What hardware was this change benchmarked on? The last time I looked at this was a few years ago, but back then the increased implicit hazards on %esp introduced noticeable performance regressions. Have recent CPUs optimised the microcode for this? The Intel optimisation guide used to explicitly say not to do this, but I've not checked recently.

What hardware was this change benchmarked on? The last time I looked at this was a few years ago, but back then the increased implicit hazards on %esp introduced noticeable performance regressions. Have recent CPUs optimised the microcode for this? The Intel optimisation guide used to explicitly say not to do this, but I've not checked recently.

I didn't benchmark it. My justification for the change is that GCC, ICC, and MSVC all lower calls like this, so it seems like the way to do it, and the binary size savings are significant.

According to the latest version of the Intel 64 and IA-32 Architectures Optimization Reference Manual, my concerns are not valid for the latest microarchitectures as the Stack Pointer Tracker eliminates the implicit dependencies. I am not sure that this applies to AMD / Centaur microarchitectures and how recent the addition of this to Intel chips is. I'd like to see some benchmarks, as this had a 5-10% performance penalty last time I looked at it.

Was the 5-10% regression you mention on a micro-benchmark or a full benchmark?

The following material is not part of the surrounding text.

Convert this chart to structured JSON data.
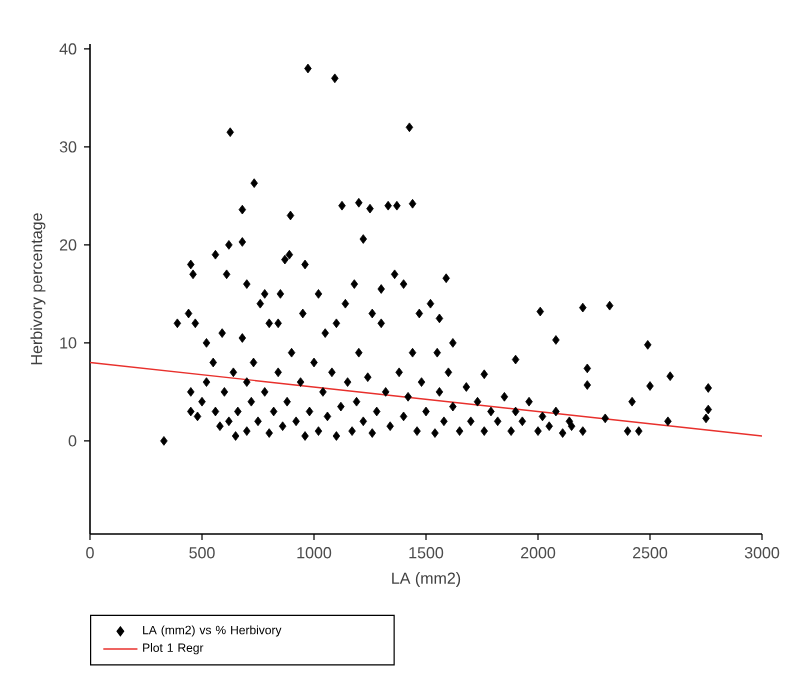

I don't have access to the architectures you mention, and I'm not sure what you'd consider the most relevant benchmark, but here are some numbers from V8, which is relevant for me.

Binary size before my patch: 23,248,074 b, after: 22,953,162 b (-294,912 b, or -1.3%).

Octane before (higher numbers are better):

Richards-octane2.1(Score): 27391
DeltaBlue-octane2.1(Score): 51519
Crypto-octane2.1(Score): 24533
RayTrace-octane2.1(Score): 68005
EarleyBoyer-octane2.1(Score): 40427
RegExp-octane2.1(Score): 4632
Splay-octane2.1(Score): 18678
SplayLatency-octane2.1(Score): 29875
NavierStokes-octane2.1(Score): 26214
PdfJS-octane2.1(Score): 17575
Mandreel-octane2.1(Score): 19200
MandreelLatency-octane2.1(Score): 45320
Gameboy-octane2.1(Score): 42320
CodeLoad-octane2.1(Score): 10595
Box2D-octane2.1(Score): 31416
zlib-octane2.1(Score): 51697
Typescript-octane2.1(Score): 30467

Octane after:

Richards-octane2.1(Score): 26621
DeltaBlue-octane2.1(Score): 47645
Crypto-octane2.1(Score): 25604
RayTrace-octane2.1(Score): 66525
EarleyBoyer-octane2.1(Score): 42885
RegExp-octane2.1(Score): 4814
Splay-octane2.1(Score): 21905
SplayLatency-octane2.1(Score): 37410
NavierStokes-octane2.1(Score): 29147
PdfJS-octane2.1(Score): 19737
Mandreel-octane2.1(Score): 21306
MandreelLatency-octane2.1(Score): 52476
Gameboy-octane2.1(Score): 48493
CodeLoad-octane2.1(Score): 12187
Box2D-octane2.1(Score): 49634
zlib-octane2.1(Score): 56661
Typescript-octane2.1(Score): 31267

Some tests scored lower with my patch (Richards, DeltaBlue, RayTrace), but the rest improved. I'd say it's in the noise, but at least the noise seems to point in a favourable direction for my change :-)

This was a 32-bit V8 release build on Linux, running on Intel(R) Xeon(R) CPU E5-2690 0 @ 2.90GHz

5% overall on macrobenchmarks - adding a pipeline stall on every function entry and exit adds up a lot. Good to see that it doesn't happen on modern hardware, but I'd still be interested in seeing what impact it has on AMD, Centaur, or older Intel hardware.